Jika potensi film Indonesia yang kaya nilai budaya digabungkan dengan kapasitas  teknis, teknologi produksi mutakhir, serta pasar besar Tiongkok, maka kolaborasi  perfilman ini dapat melahirkan kekuatan baru dalam perfilman Asia. Indonesia  menyumbangkan keragaman budaya, cerita, dan lanskap, sementara Tiongkok  menawarkan infrastruktur, teknologi, pendanaan, dan pasar yang luas. Kolaborasi  ini dapat menghasilkan film-film berkualitas global dengan identitas Asia yang  kuat, meningkatkan daya saing, dan membuka peluang pertukaran talenta. Lebih  dari sekadar strategi industri, kerja sama ini juga menjadi jembatan diplomasi  budaya yang memperkuat posisi Asia di panggung sinema dunia.

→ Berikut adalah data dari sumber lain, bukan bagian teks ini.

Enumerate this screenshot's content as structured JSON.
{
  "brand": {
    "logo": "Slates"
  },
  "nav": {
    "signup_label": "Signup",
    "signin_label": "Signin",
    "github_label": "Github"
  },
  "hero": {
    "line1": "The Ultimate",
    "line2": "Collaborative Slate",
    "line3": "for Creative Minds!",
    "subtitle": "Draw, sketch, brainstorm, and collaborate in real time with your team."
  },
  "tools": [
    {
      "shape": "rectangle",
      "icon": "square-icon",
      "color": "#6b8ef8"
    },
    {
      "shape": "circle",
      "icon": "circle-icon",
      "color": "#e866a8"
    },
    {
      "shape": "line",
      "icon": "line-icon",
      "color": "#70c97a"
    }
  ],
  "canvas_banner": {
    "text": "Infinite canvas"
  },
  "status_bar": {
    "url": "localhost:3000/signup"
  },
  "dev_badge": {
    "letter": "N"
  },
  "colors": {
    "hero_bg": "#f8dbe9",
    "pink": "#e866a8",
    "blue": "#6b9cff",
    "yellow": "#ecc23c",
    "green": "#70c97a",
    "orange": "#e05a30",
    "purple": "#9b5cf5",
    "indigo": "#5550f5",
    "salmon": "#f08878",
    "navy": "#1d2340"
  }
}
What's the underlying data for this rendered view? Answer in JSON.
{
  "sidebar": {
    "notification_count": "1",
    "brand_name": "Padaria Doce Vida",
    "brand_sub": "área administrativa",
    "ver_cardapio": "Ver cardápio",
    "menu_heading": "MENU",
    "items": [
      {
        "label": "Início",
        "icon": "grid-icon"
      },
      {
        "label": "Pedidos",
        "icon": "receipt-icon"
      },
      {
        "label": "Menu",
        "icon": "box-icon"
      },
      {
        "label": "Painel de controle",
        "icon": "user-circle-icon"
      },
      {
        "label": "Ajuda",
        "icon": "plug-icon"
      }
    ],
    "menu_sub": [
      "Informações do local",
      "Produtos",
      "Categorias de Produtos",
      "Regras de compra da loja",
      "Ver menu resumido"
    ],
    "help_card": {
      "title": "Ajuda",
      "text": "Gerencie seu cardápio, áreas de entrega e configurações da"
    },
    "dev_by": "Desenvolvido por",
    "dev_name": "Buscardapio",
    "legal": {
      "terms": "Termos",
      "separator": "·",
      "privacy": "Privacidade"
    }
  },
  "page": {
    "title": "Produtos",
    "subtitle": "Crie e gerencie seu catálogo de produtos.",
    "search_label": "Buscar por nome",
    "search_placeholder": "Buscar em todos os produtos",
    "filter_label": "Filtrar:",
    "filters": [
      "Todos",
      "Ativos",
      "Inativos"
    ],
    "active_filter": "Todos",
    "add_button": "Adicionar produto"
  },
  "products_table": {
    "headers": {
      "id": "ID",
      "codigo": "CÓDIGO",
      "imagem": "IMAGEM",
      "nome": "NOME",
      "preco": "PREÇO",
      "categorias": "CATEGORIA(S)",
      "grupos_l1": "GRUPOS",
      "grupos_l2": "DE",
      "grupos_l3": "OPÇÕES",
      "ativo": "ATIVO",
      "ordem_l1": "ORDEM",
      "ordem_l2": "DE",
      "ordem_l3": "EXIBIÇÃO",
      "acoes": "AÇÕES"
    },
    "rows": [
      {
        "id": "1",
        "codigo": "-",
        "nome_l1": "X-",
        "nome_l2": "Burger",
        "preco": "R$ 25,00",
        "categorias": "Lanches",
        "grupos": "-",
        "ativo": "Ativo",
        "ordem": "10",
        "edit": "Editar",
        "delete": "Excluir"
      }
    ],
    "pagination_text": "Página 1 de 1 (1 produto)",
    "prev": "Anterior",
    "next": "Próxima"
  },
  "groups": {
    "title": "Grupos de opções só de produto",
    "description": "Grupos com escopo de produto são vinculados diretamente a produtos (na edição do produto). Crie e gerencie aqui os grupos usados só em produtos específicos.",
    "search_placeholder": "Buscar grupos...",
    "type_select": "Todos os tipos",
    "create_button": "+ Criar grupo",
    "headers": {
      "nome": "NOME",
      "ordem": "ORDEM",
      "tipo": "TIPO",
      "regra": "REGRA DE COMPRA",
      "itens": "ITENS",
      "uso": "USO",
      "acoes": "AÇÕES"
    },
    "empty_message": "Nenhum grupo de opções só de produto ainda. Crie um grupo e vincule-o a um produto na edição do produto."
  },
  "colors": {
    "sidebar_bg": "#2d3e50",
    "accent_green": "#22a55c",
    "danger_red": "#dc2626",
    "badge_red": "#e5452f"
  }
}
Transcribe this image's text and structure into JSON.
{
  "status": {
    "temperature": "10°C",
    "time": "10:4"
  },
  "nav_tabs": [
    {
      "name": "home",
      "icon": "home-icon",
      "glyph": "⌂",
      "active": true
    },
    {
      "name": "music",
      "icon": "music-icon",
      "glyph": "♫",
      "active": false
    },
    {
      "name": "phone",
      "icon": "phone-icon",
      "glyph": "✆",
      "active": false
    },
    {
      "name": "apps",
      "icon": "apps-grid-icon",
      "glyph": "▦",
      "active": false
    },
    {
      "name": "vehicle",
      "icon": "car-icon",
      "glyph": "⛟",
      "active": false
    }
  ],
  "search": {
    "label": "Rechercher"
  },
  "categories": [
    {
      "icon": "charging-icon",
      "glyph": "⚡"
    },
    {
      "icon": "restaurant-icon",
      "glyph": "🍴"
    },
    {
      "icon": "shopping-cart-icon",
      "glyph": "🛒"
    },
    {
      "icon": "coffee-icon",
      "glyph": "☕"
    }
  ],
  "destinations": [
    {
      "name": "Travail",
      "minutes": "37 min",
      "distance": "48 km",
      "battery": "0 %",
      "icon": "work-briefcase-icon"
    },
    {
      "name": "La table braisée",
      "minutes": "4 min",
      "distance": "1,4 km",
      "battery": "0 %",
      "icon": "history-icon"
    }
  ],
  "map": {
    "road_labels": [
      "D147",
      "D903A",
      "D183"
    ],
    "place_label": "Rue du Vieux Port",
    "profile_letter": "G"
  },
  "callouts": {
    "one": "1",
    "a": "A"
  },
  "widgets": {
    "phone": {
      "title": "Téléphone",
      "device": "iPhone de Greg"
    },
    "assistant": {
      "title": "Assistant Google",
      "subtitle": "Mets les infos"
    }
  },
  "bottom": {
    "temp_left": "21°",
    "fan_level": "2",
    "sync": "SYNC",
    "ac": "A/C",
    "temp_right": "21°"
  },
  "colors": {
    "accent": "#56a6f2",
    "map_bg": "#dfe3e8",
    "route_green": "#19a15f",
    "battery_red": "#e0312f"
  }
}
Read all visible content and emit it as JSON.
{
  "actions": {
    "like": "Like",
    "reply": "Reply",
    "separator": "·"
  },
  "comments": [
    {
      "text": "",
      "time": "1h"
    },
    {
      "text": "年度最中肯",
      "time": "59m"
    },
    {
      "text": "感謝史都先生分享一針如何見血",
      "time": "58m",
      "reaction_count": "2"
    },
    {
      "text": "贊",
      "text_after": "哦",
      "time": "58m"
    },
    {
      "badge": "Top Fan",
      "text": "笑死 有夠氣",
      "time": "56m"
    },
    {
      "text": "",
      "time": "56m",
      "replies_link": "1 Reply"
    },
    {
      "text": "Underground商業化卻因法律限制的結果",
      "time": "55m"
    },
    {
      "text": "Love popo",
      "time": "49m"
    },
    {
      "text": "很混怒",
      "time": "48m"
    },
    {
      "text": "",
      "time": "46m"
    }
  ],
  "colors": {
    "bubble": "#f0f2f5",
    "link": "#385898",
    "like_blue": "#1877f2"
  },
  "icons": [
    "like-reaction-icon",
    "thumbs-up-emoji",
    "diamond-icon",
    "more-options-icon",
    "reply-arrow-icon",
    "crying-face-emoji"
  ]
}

  1. Film sebagai Instrumen People-to-People Diplomacy 

Selain narasi sejarah dan proyeksi citra, film juga membuka ruang bagi diplomasi  antarwarga (people-to-people diplomacy). Festival film, pertukaran sineas muda,  hingga beasiswa perfilman menjadi medium penting untuk memperkuat jejaring  profesional sekaligus membangun rasa saling percaya. UNESCO (2021)  menegaskan bahwa seluruh dunia berbagi sejarah dan warisan budaya yang sangat  beragam. Warisan ini dihargai sebagai milik bersama, yang sekaligus menjadi  identitas unik setiap masyarakat, mengikat mereka, dan menumbuhkan masa  depan yang kaya akan budaya dan kreativitas. Hal ini menunjukkan bagaimana  warisan budaya, termasuk film, menumbuhkan rasa kebersamaan lintas bangsa. 

Laporan CISAC dan EY (2015) berjudul Cultural Times menunjukkan besarnya  kontribusi Industri Budaya dan Kreatif (CCI): pada 2013 sektor ini menghasilkan  pendapatan USD 2.250 miliar dan menciptakan 29,5 juta lapangan kerja,  melampaui industri telekomunikasi maupun otomotif di negara maju. Sementara  itu, Aranditio (2023) mencatat sebanyak 50 film Indonesia diputar di 24 festival  internasional di 18 negara sepanjang 2023, menandakan ekosistem perfilman  nasional semakin membaik sekaligus memperkenalkan nilai, bahasa, dan cara  pandang Indonesia ke dunia. 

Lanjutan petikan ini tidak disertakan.